Experts warn of ‘criminal’ lack of communication with staff over their wellbeing, and urge businesses to encourage openness and train line managers appropriately.]
A quarter of employees have had no wellbeing check-ins since the start of the pandemic, a survey has revealed, leading to calls from experts for employers to “catch up” to the mental health crisis.
In the poll of 2,000 workers by Mental Health First Aid (MHFA) England, 25 per cent said their workplace had not checked in on their mental health since the crisis hit a year ago.

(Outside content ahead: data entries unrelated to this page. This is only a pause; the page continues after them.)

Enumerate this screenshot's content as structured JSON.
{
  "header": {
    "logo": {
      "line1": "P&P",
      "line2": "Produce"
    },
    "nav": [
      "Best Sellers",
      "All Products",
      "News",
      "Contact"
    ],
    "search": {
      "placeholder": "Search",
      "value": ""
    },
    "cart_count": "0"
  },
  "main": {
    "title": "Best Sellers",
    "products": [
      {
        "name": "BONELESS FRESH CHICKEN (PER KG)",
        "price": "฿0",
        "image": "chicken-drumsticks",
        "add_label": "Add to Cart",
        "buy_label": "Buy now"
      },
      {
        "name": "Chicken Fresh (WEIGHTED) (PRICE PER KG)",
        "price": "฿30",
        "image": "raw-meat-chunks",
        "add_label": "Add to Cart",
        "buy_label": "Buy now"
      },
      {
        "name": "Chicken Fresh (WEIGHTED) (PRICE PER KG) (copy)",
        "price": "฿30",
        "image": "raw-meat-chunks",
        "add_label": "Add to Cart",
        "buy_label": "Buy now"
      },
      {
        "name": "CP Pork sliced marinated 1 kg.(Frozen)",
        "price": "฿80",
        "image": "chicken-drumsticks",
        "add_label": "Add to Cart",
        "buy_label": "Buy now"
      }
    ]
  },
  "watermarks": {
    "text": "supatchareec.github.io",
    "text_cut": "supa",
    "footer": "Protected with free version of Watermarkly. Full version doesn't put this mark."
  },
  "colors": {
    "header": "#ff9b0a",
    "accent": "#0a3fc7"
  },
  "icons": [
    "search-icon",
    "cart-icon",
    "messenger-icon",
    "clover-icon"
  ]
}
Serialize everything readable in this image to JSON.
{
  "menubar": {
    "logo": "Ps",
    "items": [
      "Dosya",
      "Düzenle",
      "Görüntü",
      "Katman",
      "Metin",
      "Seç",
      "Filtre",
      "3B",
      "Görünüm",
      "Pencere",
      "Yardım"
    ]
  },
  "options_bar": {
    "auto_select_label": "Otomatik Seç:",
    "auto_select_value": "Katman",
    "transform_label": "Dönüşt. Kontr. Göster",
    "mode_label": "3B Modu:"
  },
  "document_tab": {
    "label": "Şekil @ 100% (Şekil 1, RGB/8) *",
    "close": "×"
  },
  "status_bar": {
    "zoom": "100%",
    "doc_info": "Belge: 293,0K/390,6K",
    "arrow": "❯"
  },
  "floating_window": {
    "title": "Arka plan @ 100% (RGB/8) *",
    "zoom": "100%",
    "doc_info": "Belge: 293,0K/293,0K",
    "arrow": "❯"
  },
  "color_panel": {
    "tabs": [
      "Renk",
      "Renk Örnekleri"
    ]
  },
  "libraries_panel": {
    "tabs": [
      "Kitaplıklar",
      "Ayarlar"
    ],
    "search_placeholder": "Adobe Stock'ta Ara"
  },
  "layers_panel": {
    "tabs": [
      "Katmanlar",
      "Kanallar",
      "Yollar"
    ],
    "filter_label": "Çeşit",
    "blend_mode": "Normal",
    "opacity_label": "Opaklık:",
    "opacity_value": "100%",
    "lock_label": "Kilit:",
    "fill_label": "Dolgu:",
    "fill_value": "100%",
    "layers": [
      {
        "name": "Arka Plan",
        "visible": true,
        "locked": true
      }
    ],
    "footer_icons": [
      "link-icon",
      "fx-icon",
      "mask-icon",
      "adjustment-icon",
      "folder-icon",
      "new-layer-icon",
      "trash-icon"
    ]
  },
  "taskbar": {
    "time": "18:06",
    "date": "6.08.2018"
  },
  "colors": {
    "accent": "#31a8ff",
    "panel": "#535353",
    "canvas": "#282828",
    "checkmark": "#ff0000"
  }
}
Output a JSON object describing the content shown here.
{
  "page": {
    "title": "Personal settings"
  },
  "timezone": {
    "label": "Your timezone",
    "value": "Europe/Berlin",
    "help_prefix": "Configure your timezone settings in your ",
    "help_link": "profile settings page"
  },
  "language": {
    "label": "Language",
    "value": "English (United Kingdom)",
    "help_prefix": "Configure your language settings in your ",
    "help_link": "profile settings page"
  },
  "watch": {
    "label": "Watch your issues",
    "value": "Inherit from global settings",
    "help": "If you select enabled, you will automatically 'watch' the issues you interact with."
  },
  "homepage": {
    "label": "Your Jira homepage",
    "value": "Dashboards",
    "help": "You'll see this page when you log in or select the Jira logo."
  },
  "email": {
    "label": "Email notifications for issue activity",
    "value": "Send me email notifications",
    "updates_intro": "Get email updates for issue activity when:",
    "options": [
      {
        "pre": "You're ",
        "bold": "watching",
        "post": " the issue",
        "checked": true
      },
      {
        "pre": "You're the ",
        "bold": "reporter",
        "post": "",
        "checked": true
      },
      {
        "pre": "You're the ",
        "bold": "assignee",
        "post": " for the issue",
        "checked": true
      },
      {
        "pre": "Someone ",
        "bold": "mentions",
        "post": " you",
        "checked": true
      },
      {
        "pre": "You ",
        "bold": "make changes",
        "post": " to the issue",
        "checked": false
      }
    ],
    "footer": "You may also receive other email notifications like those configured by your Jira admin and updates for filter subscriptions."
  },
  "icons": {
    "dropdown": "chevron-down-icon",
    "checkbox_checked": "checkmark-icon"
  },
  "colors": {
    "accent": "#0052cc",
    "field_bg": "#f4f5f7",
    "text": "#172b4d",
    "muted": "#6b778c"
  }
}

Similarly, nearly a third (29 per cent) have never had a conversation with their line manager about their mental health.
Only a third (32 per cent) of employees said mental health and wellbeing support improved over the pandemic, compared to 43 per cent of respondents who said their support stayed the same or worsened. Two-fifths (41 per cent) said they had less frequent wellbeing check-ins or none at all.
In the UK, up to one in four adults and one in ten children will experience a mental health problem each year.
MHFA England has called on employers to increase support for employees, including encouraging regular wellbeing check-ins, facilitating activities to stay connected and ensuring managers have the training and resources to support staff.
Burnout and stress are costly, according to recent research from the Tufts Medical Centre, mental health needs and disorders are the single most expensive category of health costs for employers of all sizes and across all industries.
Mental health challenges can damage productivity, increase absenteeism and presenteeism, drive up turnover, and increase medical and disability costs for employers. In fact, it’s estimated that, pre-pandemic, over 550 million workdays annually were lost to employee stress.